The destruction of Kaga, Sorya and Akagi was a direct result of American aggressiveness and committal of almost its entire force at the moment of decision, which is pretty much how most battles are won, and they very smartly continued the attack the following day (bagging Soryu and sinking the cruiser Mikuma as well) when they could have very reasonably let what was left of the Japanese escape.

I find it impossible to believe you could not recreate an American victory; the Japanese did not enjoy any insurmountable, or even significant, advantage of any sort. I bet many recreations would result in a Japanese victory, because take away any of those mistakes and it’s a new ballgame, but it was a very even matchup.

Granted the two forces were out there and something was going to happen. In a carrier battle of that era one could say it all turns on a lucky shot by a bomber or torpedo plane to get one in. That said the Americans were still very lucky to get the convergence of events they did that turned the battle.

  • You had Nagumo’s indecisiveness at a critical juncture (only obvious in hindsight).
  • You had the Japanese fighter cover off chasing the earlier torpedo planes rather than returning to their cover of the carriers.
  • You had Dive 8 almost miss the Japanese carriers altogether despite knowing their general location.
  • Dive 8 could have turned around and gone back to base (fuel issues) rather than hunt a bit more and no one would have thought them wrong for it.
  • Dive 8 comes upon the Japanese carriers precisely when they are at their most vulnerable. Pure luck there.
  • Give Nagumo 5 more minutes and much of that strike force would have been launched and off the decks which may have been enough to save some or all of their carriers even if they were hit by bombs (admittedly an open question…ordinance would still have been above decks and Japanese damage control was nowhere near as good as American damage control). If that strike had been launched the fate of the American carriers would have been in serious doubt.
  • The dive bombers could have missed. Granted always a possibility but up till then no attack succeeded in laying any damage on the Japanese carriers. Why the others failed where these guys succeeded I do not know but clearly some well placed bombs were all the difference.

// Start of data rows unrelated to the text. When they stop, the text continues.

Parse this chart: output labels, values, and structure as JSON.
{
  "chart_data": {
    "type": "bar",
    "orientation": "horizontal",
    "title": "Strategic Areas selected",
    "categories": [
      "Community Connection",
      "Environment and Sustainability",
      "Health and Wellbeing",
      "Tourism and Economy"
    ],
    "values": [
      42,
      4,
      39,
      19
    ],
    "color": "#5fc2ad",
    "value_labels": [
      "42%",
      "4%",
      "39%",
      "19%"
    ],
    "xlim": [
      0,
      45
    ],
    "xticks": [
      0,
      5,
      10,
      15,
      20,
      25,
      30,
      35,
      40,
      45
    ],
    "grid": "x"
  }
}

It is this improbable convergence which makes the Americans lucky.

Yes, those are good examples of pure luck for the Japanese. Given that the US had broken the Japanese code and knew the approximate area of the fleet, it was terribly lucky for the Japanese that it took so long for the US scouts to find them. Think of the confusion for the Japanese if their ships had been attacked 20 minutes earlier as all the planes with no fuel or ammunition were trying to land! They wouldn’t have even been able to use their anti-aircraft guns for fear of hitting their own planes.

Luck is a point of view.

An entire Roman army annihilated at the peak of the empire’s power, 3 legions wiped out completely and the northern border of the empire set for centuries.

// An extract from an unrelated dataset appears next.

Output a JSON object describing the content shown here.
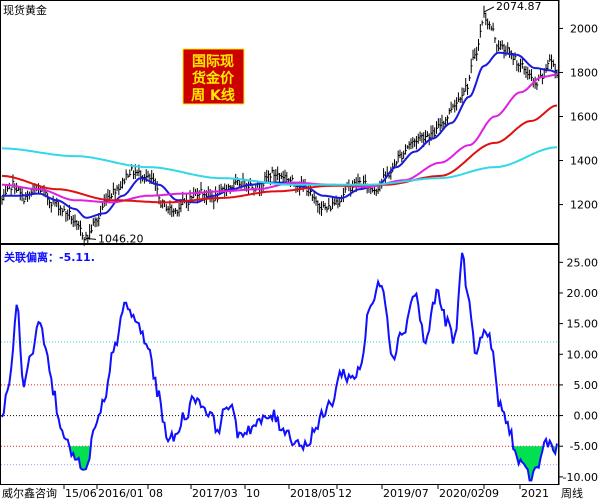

One amazing feat was the battle that finally ousted the Germans from Italy.

On February 8, 1945, men from the 10th Mountain Division climbed up a 2,000 foot cliff to Riva Ridge. The Germans had been up there for years. From this perch they had control of the Po Valley and Mount Belvedere on the other side of it.

The cliff was so gnarly that the Germany’s elite mountain forces, the Gebirgstruppe, never even defended it. Then one morning, a handful of men from the 10th appeared out of the dawn fog and took the ridge. Not only did the men climb it, they climbed it at night, having spent the day sleeping in the snow at the base so movement wouldn’t give them away.

With the ridge in American hands, the allied troops easily took Mount Belvedere (where Bob Dole was injured) and gained control of the Apenines and the Po Valley. The Germans surrendered soon after. There only condition: to surrender to the commander of the 10th, General Hays.

It was the end of Germans in Italy.

I’m surprised that no one’s mentioned Marathon or Cannae.